In concorso alla 40esima edizione del Lovers Film Festival, Drive Back Home è il secondo lungometraggio del regista canadese Michael Clowater. Nel cast spicca Alan Cumming che, durante la terza serata del Festival, ha ricevuto la Stella della Mole. Nel 2024, il film ha vinto premi e riconoscimenti al San Diego International Film Festival, al Silver Wave Film Festival e al Calgary International Film Festival.

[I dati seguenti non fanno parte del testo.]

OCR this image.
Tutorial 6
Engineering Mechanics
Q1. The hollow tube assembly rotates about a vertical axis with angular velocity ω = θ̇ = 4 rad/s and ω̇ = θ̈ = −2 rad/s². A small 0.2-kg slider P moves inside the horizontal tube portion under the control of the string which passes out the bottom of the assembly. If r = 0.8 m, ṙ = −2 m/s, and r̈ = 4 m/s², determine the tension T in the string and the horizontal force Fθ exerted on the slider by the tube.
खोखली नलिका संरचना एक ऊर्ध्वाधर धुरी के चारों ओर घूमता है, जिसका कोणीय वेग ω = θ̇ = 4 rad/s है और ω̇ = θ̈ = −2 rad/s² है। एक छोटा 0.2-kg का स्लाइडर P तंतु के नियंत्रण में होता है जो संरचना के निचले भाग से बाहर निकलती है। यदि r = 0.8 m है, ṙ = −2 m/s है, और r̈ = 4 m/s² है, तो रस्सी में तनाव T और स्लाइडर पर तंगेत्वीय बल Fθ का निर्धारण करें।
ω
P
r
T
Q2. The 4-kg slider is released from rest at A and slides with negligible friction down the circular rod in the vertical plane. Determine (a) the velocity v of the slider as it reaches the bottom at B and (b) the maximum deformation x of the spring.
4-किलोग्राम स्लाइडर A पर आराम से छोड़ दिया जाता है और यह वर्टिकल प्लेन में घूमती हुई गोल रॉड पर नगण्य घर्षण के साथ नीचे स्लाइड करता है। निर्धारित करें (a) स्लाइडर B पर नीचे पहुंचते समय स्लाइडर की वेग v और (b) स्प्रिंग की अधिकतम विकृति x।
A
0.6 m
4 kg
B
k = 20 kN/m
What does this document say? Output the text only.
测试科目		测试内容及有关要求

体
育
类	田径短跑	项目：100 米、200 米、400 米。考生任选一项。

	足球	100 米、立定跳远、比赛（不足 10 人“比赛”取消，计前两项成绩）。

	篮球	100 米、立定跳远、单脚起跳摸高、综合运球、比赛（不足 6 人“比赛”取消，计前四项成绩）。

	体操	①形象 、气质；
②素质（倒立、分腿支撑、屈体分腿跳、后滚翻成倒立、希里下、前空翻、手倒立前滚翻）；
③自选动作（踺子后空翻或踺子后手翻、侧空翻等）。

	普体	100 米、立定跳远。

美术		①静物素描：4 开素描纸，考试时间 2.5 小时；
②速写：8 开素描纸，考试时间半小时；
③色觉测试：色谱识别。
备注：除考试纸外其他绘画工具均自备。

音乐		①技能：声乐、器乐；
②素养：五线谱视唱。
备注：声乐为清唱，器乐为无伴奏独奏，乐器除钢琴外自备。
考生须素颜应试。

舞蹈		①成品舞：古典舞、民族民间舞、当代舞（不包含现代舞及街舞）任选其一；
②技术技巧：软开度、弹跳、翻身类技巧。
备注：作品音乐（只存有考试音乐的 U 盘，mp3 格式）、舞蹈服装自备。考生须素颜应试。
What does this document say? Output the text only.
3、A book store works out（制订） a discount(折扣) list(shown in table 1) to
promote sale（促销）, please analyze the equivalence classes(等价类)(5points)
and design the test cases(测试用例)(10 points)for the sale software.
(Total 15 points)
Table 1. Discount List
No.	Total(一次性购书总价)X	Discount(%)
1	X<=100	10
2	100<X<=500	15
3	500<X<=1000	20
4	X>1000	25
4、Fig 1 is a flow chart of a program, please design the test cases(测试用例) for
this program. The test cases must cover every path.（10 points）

La storia, ambientata negli anni 70 e ispirata a fatti realmente accaduti, inizia in un paesino del New Brunswick, sepolto sotto metri di neve. Weldon (Charlie Creed-Miles), un idraulico reduce dal funerale del padre, riceve una telefonata dalla polizia di Toronto: il fratello Perley (Alan Cumming) è stato arrestato per atti osceni in luogo pubblico. Spinto dalla madre e dalla moglie, l’incerto Weldon parte alla volta della capitale dell’Ontario su un camioncino malconcio, con l’obiettivo di tornare il prima possibile a casa e di non fermarsi per nessuna ragione in Québec dove, si sa, “non parlano inglese”. Perley, dopo esser stato liberato e aver perso il lavoro, si mette svogliatamente in viaggio con lui. Oltre alle valigie, porta con sé un cane impagliato, il colbacco in pelliccia, una copia di Anna Karenina e un’ironia agrodolce.
Grazie alle ore passate uno accanto all’altro e agli imprevisti che dovranno superare, i due riusciranno a riavvicinarsi e a scoprirsi finalmente, riportando alla luce dolorosi ricordi. Questo road movie, capace di commuovere e far ridere di gusto, denuncia la persecuzione e le violenze subite dalla comunità LGBTQIA+ in un passato che rischia di diventare il nostro presente e che, in alcune parti del mondo, lo è già. Leggerezza e umorismo sono ben dosate e non sminuiscono l’urgenza dei temi trattati.

Alan Cumming, fin dalla prima apparizione, regala una performance brillante, interpretando un personaggio esilarante e al contempo solo, ferito, incompreso, non accettato dalla società e dalla sua stessa famiglia. È un sopravvissuto che vorrebbe solo vivere dignitosamente e sentirsi libero di amare ed essere amato, come qualunque essere umano. Invece è costretto a nascondere la propria identità sessuale, a inventarsi personalità finte e bugie per proteggersi.
Weldon, nonostante voglia bene al fratello, è incapace di vedere e accogliere la realtà che ha davanti. Non crede che Perley sia omosessuale nonostante l’evidenza, considera l’orientamento sessuale del fratello come una situazione passeggera, un problema al quale può porre rimedio, un torto che è disposto a perdonare.
Pensa in questo modo non per cattiveria ma perché è stato educato così, perché è nato e cresciuto in un paesino in cui la diversità non è tollerata. Eppure non siamo destinati ad essere ciechi per sempre: alle volte, è sufficiente aprire gli occhi e il proprio cuore, per scoprire che esiste altro, un altro bellissimo e da proteggere.